The H2S Strip Test is a ready-to-use, simple device that measures the presence of bacteria by detecting the presence of hydrogen sulphide (H2S), a chemical produced by bacteria during decomposition of organic material. The test involves a sterilized paper strip treated with Agar base. This compound is manufactured in a lab with some food particles and proteins, and is then stored in a sterilized glass bottle. Upon filling the glass bottle with a water sample from the water sump, store the bottle for 24-48 hours at room temperature (25-37 degrees Celsius). If bacteria are present in the water sample, they will produce H2S during their decomposition of the paper strip, which turns the water sample black in color. This means that harvested rain water is not potable and hence students and teachers should not drink this water.

Features of H2S Strip Test Kit

1. Ready-to-use: The water sample (20 ml) from the source can be directly placed into the glass bottle. The paper strip in the bottle is already coated with the Agar base, so no further preparation and sterilization of the glass bottle is required. The water sample does not need to be treated before placed into the sterilized glass bottle. The bacteria test can therefore be conducted directly at the water source (i.e. at the water sump).

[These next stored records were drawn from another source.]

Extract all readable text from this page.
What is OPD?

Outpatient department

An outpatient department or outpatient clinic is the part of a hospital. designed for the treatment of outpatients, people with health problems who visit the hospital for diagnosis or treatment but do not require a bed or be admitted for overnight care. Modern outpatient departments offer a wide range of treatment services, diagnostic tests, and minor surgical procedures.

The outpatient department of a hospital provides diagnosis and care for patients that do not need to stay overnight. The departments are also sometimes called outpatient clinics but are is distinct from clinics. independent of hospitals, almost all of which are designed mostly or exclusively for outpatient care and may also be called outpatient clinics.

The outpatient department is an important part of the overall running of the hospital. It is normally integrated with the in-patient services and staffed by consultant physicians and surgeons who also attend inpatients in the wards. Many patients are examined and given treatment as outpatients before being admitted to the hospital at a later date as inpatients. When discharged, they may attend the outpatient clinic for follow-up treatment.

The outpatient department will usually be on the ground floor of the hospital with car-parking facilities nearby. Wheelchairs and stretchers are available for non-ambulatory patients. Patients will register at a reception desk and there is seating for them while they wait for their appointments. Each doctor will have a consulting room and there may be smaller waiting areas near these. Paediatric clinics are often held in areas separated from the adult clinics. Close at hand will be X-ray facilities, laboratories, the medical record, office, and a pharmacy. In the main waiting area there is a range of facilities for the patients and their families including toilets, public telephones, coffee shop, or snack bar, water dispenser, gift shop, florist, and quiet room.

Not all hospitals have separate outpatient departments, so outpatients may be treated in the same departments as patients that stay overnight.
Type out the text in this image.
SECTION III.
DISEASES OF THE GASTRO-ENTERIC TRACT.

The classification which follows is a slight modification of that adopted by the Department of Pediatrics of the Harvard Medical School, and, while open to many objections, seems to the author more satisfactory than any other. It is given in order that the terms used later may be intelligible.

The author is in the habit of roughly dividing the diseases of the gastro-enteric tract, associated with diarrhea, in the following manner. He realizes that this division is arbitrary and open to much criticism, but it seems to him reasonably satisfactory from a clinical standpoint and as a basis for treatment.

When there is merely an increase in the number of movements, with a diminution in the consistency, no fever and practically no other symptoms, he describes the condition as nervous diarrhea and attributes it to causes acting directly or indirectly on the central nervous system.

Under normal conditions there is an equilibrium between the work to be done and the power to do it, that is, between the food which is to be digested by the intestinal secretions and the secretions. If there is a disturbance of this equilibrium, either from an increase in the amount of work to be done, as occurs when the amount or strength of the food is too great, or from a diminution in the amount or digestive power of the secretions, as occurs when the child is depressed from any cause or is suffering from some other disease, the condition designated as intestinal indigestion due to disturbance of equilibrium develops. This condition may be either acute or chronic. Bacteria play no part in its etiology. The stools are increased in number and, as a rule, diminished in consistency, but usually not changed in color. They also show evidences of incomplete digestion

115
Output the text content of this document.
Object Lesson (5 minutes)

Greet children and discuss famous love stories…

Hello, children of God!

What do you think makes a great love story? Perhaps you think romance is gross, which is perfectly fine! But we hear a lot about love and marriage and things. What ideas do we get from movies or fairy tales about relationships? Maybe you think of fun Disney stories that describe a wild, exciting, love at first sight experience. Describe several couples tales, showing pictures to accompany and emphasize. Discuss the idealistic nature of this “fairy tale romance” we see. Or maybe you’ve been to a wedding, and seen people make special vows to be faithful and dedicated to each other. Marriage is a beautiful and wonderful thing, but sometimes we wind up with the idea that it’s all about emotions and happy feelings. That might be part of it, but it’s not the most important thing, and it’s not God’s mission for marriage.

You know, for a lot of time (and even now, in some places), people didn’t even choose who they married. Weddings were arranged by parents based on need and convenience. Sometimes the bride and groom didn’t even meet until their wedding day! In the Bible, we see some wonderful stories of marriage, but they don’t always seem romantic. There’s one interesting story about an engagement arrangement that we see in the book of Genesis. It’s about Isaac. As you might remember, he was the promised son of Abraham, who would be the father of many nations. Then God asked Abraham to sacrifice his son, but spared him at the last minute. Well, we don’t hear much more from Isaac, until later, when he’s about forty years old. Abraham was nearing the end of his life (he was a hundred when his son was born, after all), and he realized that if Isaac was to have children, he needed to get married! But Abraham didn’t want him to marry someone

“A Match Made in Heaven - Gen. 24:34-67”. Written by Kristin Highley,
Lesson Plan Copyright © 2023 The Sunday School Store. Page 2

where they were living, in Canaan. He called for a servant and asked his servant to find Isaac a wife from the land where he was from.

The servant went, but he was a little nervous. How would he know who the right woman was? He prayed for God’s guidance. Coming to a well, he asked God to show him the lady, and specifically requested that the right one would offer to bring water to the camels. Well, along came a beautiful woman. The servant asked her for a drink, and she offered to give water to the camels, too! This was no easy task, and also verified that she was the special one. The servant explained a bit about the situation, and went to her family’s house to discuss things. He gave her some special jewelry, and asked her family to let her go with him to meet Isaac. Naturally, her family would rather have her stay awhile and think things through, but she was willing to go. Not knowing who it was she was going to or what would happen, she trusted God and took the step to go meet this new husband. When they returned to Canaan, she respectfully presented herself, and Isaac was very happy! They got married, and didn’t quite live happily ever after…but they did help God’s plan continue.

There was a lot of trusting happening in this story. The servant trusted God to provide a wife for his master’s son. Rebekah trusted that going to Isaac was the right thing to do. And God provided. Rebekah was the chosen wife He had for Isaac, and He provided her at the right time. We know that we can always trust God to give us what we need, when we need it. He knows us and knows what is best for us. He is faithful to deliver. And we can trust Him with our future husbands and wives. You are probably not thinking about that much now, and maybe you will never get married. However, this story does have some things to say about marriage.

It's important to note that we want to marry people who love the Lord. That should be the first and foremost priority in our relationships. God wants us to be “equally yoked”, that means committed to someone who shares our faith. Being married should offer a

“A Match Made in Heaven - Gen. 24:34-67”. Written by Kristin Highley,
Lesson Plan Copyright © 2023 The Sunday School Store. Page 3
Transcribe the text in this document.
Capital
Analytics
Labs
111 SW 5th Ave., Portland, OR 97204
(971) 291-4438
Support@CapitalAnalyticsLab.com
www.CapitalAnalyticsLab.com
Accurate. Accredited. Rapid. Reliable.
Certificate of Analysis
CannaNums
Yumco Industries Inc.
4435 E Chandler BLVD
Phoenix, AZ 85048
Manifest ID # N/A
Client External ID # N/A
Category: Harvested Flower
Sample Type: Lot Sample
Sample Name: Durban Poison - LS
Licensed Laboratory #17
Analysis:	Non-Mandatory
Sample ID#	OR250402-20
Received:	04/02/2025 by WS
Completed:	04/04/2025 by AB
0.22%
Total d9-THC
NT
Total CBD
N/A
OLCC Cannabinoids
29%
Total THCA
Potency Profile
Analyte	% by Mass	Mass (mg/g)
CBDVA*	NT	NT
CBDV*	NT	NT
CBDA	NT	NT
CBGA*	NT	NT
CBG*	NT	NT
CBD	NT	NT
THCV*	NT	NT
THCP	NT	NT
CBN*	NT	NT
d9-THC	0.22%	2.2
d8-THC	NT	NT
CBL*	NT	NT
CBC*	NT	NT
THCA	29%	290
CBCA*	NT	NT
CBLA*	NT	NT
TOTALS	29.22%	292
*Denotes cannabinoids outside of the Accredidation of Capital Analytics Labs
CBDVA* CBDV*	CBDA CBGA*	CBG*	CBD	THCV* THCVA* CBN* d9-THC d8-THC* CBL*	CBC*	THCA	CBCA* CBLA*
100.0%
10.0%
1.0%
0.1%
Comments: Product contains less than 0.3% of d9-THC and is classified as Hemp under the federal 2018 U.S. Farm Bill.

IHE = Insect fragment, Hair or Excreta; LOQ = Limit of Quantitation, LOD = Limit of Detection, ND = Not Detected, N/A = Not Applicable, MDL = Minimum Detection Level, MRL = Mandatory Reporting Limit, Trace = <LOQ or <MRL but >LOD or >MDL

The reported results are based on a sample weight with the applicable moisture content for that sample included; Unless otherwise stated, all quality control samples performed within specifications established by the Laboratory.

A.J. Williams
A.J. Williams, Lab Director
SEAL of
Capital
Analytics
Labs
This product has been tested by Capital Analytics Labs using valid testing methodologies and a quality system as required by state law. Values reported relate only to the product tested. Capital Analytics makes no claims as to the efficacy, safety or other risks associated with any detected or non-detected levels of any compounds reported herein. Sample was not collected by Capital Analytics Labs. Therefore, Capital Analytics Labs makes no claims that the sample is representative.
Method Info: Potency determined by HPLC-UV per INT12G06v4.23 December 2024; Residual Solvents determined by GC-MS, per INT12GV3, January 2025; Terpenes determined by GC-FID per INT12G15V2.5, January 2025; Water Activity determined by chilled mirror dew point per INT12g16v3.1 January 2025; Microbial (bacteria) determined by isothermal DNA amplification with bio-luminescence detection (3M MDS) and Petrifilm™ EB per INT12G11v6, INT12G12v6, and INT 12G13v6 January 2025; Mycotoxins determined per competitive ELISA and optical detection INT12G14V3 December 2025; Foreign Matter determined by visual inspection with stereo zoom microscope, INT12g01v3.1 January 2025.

2. Simplicity: The H2S strip test–kit is so simple to use that anyone can perform its water-quality test. For the reason it is most suited for rural locations where there is inadequate infrastructure and resource persons to conduct a thorough laboratory test.

3. Economical: The H2S strip test–kit is very economical, as it does not require laboratory services and the materials for the test-kit are readily available and cost-effective.

4. Portability: The H2S strip test–kit is made up of glass, light in weight, and easy to carry anywhere.
Disposable: The H2S strip test–kit can be easily disposed after use.
5. Confidence: The H2S strip test–kit’s results are reliable, meaningful and reproducible.

6. Illustrative Direction: The H2S strip test–kit includes easy-to-follow, illustrative directions on how to use the kit.
Mr. Sunil left ten sets of the H2S strip test–kits with the Higher-Primary Government School. This would enable them to regularly test the quality of harvested rainwater to determine if it is suitable for drinking purposes.

How to purify the water?
If the rain water in the H2S glass bottle turns black, the water is not fit for drinking. In such case, take an empty, clean, and transparent plastic bottle and fill it half-way with harvested rain water. Place the plastic bottle on a flat roofing steel sheet, as shown the picture. Leave the bottle under the sun for three to four hours. This will kill any bacteria that are present in the water, and the water will be ready to drink. Alternatively, harvested rainwater can be made potable by boiling the water.